A place like no other

What we set out to do is not simply to answer questions, but to build a new kind of scientific culture. One that can hold space for uncertainty, for different kinds of expertise, and for thoughtful, in-depth exploration in a world of quick answers.

Throughout the past seven years, we created a place where behavior, not just data or code, becomes the unit of analysis. Where synthetic artifacts like robots, simulations, and computational models become bridges between disciplines. Where we can wrestle not only with what intelligence is, but with what it ought to be.

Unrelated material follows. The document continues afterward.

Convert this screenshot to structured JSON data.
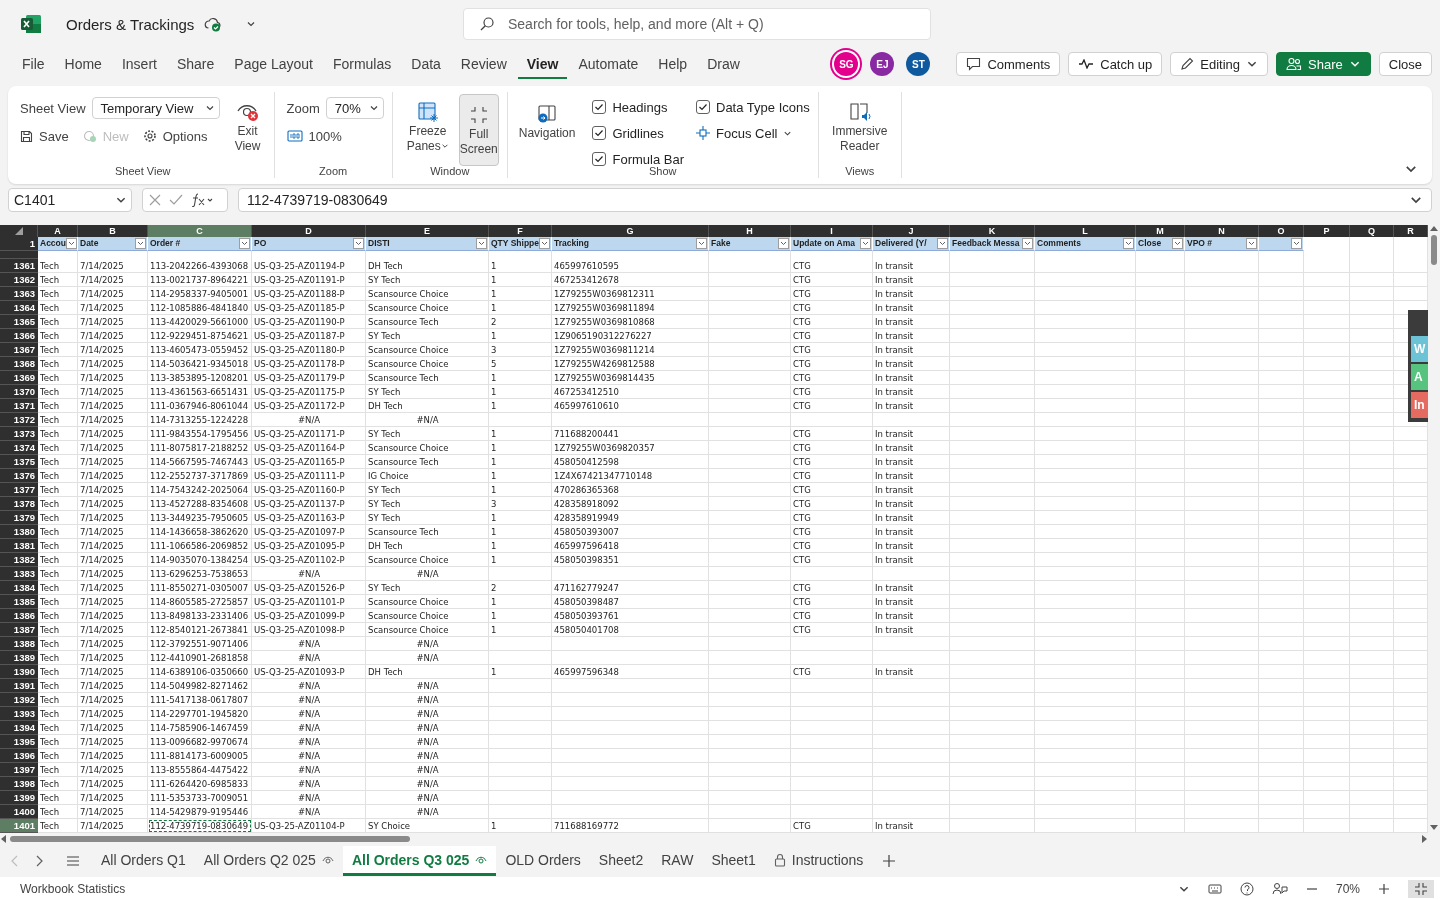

We haven’t solved intelligence (yet). But we’ve changed how it’s studied. We’ve created a common language where there was once Babel. And we’ve shown that understanding intelligence — real, embodied, situated intelligence — is not just a matter of algorithms or neurons, but of collaboration, curiosity, and openness.

What now?

Our approach deliberately moved beyond conventional academic frameworks. It challenged assumptions. It created friction. It also created something beautiful: a vibrant, cross-disciplinary culture where novel insights could emerge from unexpected encounters.

None of this would have been possible without the people who brought it to life: researchers, staff, and collaborators who poured their energy, dedication, and creativity into this project over the years. The spirit of that work remains alive and visible in everything we’ve achieved: While the funding may have ended, the science and the vision most certainly have not. We believe we’ve created something special, and we are certain that what made it special will endure.

The search continues—across disciplines, across systems, and across minds. We’re not done yet.